No había de otra. Estaba agradecido con la participación de los grupos más radicales de norlandia que cuatro años atrás habían allanado todos los obstáculos para que él llegara. No podía fallarles. Lo peor es que, de lo mucho que les prometió, poco había cumplido. En la mayoría de los casos tenía la disculpa de que los buenos samaritanos, por oscuros motivos se oponían a sus iniciativas. No era suficiente pero, después de todo, ¿qué querían que hiciera? No estaba en su carácter avanzar con espadas y lanzas arremetiendo contra el enemigo.
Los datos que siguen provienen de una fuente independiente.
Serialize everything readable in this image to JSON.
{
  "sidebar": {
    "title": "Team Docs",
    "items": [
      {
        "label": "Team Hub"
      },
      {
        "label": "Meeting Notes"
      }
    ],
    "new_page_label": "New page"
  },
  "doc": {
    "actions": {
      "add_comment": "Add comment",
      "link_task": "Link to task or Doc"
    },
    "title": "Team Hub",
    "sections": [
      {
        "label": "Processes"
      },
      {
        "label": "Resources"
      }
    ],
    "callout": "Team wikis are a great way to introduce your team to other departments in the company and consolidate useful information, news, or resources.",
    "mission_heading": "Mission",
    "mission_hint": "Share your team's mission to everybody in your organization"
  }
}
Le parecía más fácil, para ejemplarizar su buena disposición, acabar con la amenaza de ese hombrecillo de izquierda que acostumbraba tragarse las eses substituyéndolas con una jota. Habría ruidosas protestas le decían sus asesores, calculaban por una semana cuanto más, después nadie se ocuparía del asunto. Quizá -pensó- rodearían la mansión que ocupaba y de seguro escandalizarían en las plazas de todos los rumbos. Estaba convencido de que pronto se cansarían, era cuestión de tiempo. Él, como Pilatos, se lavaría las manos en una jofaina, secándose con primorosa, costosa y afelpada toalla.
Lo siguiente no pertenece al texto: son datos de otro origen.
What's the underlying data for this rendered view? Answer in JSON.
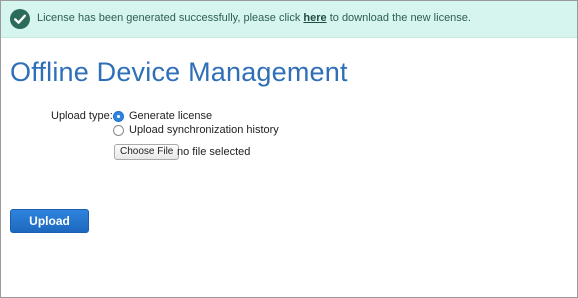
{
  "banner": {
    "text_before": "License has been generated successfully, please click ",
    "link": "here",
    "text_after": " to download the new license."
  },
  "page": {
    "title": "Offline Device Management"
  },
  "form": {
    "upload_type_label": "Upload type:",
    "options": [
      {
        "label": "Generate license",
        "selected": true
      },
      {
        "label": "Upload synchronization history",
        "selected": false
      }
    ],
    "file": {
      "button_label": "Choose File",
      "status": "no file selected"
    }
  },
  "actions": {
    "upload_label": "Upload"
  },
  "colors": {
    "banner_bg": "#d6f5ee",
    "title": "#2f6fb8",
    "primary": "#2f84dd",
    "success_icon": "#2a6b5a"
  }
}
En medio de un alboroto, se oían voces airadas, el grueso tronco de un enorme encino serviría para el propósito, le pondrían un alto a quien con sus locas doctrinas levantaba los ánimos diciéndose redentor de los ancianos. Había tenido el populacho la oportunidad de salvar a aquel hombre que desvariaba retando la autoridad del Herodes Antipas pero, cuando se lo propusieron al populacho, no quisieron canjearlo por iniciativas que tacharon de barrabasadas. En sus geniales disparates decía que su reino estaba en un segundo piso. Había logrado resucitar a Nicodemus, que políticamente parecía muerto, era el que llevaba las bridas de su jumento. El fango que le arrojaron no sirvió para que Cuau recobrara la vista, seguía dando tumbos aferrándose a un pasado glamoroso; ni modo, no hay peor ciego que el que no quiere ver. Dos de sus discípulos habían golpeado su credibilidad, ladrones con los que no tendría que compartir su gólgota, uno jugando dineros públicos en las vegas de Sodoma y Gomorra y otro sorprendido cuando guardaba en su talego fajos de billetes verdes de los que no se sabía origen lícito. Supo multiplicar sus votos cuando se negó a pagar a simuladores en el paraje de San Juan.
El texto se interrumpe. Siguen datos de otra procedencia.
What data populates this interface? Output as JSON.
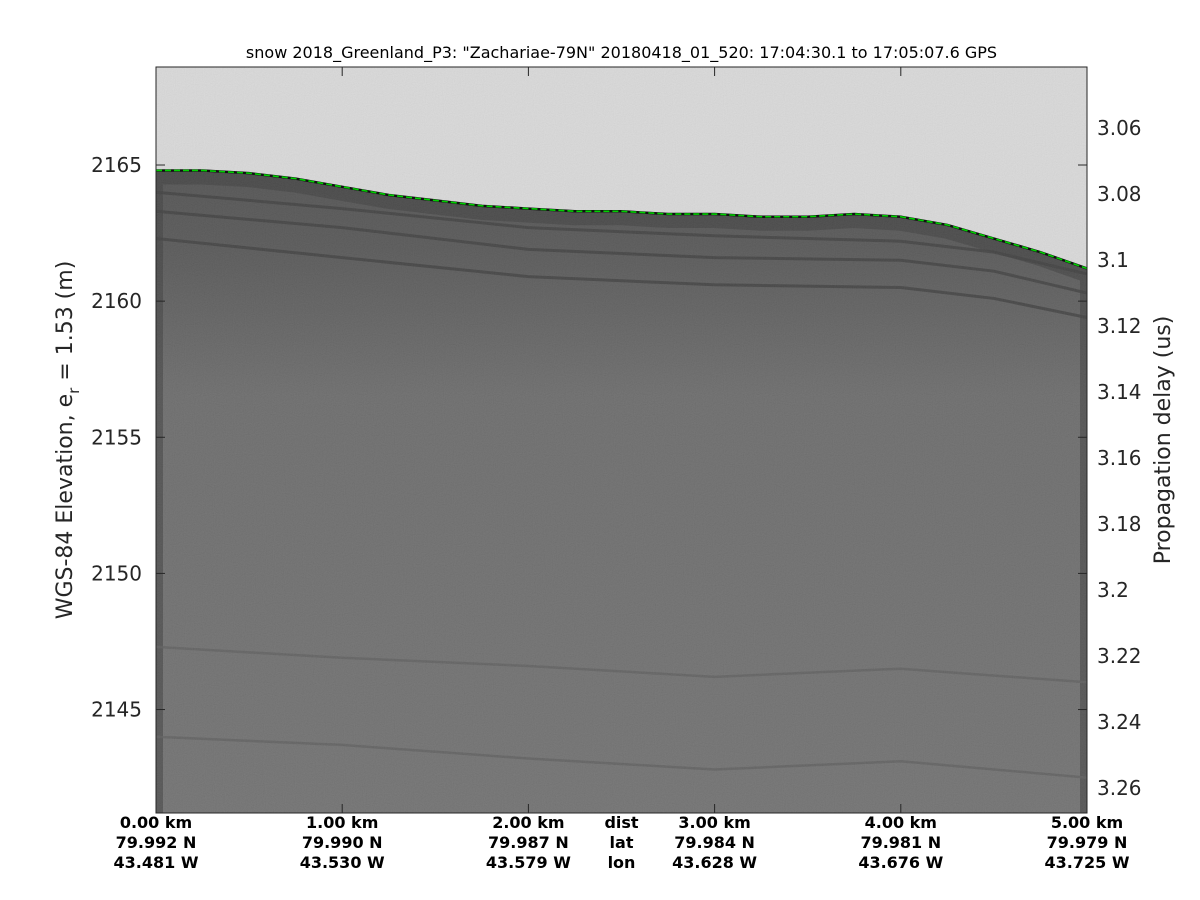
{
  "chart_data": {
    "type": "heatmap",
    "title": "snow 2018_Greenland_P3: \"Zachariae-79N\"  20180418_01_520: 17:04:30.1 to 17:05:07.6 GPS",
    "ylabel_left_prefix": "WGS-84 Elevation, e",
    "ylabel_left_sub": "r",
    "ylabel_left_suffix": " = 1.53 (m)",
    "ylabel_right": "Propagation delay (us)",
    "xlim": [
      0,
      5
    ],
    "ylim_left": [
      2141.2,
      2168.6
    ],
    "ylim_right": [
      3.0415,
      3.2675
    ],
    "grid": false,
    "colormap": "gray",
    "left_ticks": [
      2145,
      2150,
      2155,
      2160,
      2165
    ],
    "left_tick_labels": [
      "2145",
      "2150",
      "2155",
      "2160",
      "2165"
    ],
    "right_ticks": [
      3.06,
      3.08,
      3.1,
      3.12,
      3.14,
      3.16,
      3.18,
      3.2,
      3.22,
      3.24,
      3.26
    ],
    "right_tick_labels": [
      "3.06",
      "3.08",
      "3.1",
      "3.12",
      "3.14",
      "3.16",
      "3.18",
      "3.2",
      "3.22",
      "3.24",
      "3.26"
    ],
    "bottom_row_labels": [
      "dist",
      "lat",
      "lon"
    ],
    "bottom_ticks": [
      {
        "x": 0,
        "dist": "0.00 km",
        "lat": "79.992 N",
        "lon": "43.481 W"
      },
      {
        "x": 1,
        "dist": "1.00 km",
        "lat": "79.990 N",
        "lon": "43.530 W"
      },
      {
        "x": 2,
        "dist": "2.00 km",
        "lat": "79.987 N",
        "lon": "43.579 W"
      },
      {
        "x": 3,
        "dist": "3.00 km",
        "lat": "79.984 N",
        "lon": "43.628 W"
      },
      {
        "x": 4,
        "dist": "4.00 km",
        "lat": "79.981 N",
        "lon": "43.676 W"
      },
      {
        "x": 5,
        "dist": "5.00 km",
        "lat": "79.979 N",
        "lon": "43.725 W"
      }
    ],
    "surface": {
      "x": [
        0,
        0.25,
        0.5,
        0.75,
        1,
        1.25,
        1.5,
        1.75,
        2,
        2.25,
        2.5,
        2.75,
        3,
        3.25,
        3.5,
        3.75,
        4,
        4.25,
        4.5,
        4.75,
        5
      ],
      "y": [
        2164.8,
        2164.8,
        2164.7,
        2164.5,
        2164.2,
        2163.9,
        2163.7,
        2163.5,
        2163.4,
        2163.3,
        2163.3,
        2163.2,
        2163.2,
        2163.1,
        2163.1,
        2163.2,
        2163.1,
        2162.8,
        2162.3,
        2161.8,
        2161.2
      ],
      "color": "#00d000"
    },
    "layers": [
      {
        "x": [
          0,
          1,
          2,
          3,
          4,
          4.5,
          5
        ],
        "y": [
          2162.3,
          2161.6,
          2160.9,
          2160.6,
          2160.5,
          2160.1,
          2159.4
        ]
      },
      {
        "x": [
          0,
          1,
          2,
          3,
          4,
          4.5,
          5
        ],
        "y": [
          2163.3,
          2162.7,
          2161.9,
          2161.6,
          2161.5,
          2161.1,
          2160.3
        ]
      },
      {
        "x": [
          0,
          1,
          2,
          3,
          4,
          4.5,
          5
        ],
        "y": [
          2164.0,
          2163.4,
          2162.7,
          2162.4,
          2162.2,
          2161.8,
          2161.0
        ]
      },
      {
        "x": [
          0,
          1,
          2,
          3,
          4,
          5
        ],
        "y": [
          2147.3,
          2146.9,
          2146.6,
          2146.2,
          2146.5,
          2146.0
        ]
      },
      {
        "x": [
          0,
          1,
          2,
          3,
          4,
          5
        ],
        "y": [
          2144.0,
          2143.7,
          2143.2,
          2142.8,
          2143.1,
          2142.5
        ]
      }
    ],
    "colors": {
      "air": "#d9d9d9",
      "firn": "#6f6f6f",
      "deep": "#6a6a6a",
      "surface_line": "#00d000"
    }
  }
}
Bien, no hay la más mínima comparación espiritual, ni es mi intención asimilar figuras. Aprovecho la semana mayor para encontrar puntos de coincidencia en un ensayo puramente literario. El principal aspecto, que me dio la pauta para escribir sobre este tema, es la injusticia que observo en ambos casos. Sigamos adelante, pues está a punto de caer el telón en este drama de crucifixión moderna. De súbito, se dio cuenta de que había dormitado un poco, soñaba feliz que aun gozaba de su soltería. Se estiró, cuan largo era, y retirando las sábanas de seda, bordadas con hilos de oro, se levantó de la cama. Miró al lado, notando que el aposento contiguo estaba vacío. Un recado sujeto con un alfiler decía: quedé de verme con Espino; de paso, te aviso, compraré un martillo que ahora me hace falta, todos en el partido traen el suyo, las escarpias las tengo desde que planeamos el desafuero. Posdata: creo que ahora sí tendrás que irte al rancho tú solito. Besos. No tenía firma, ni falta que hacía. Lanzó un hondo suspiro y se dijo: que mujer, ¡carambas!, que mujer.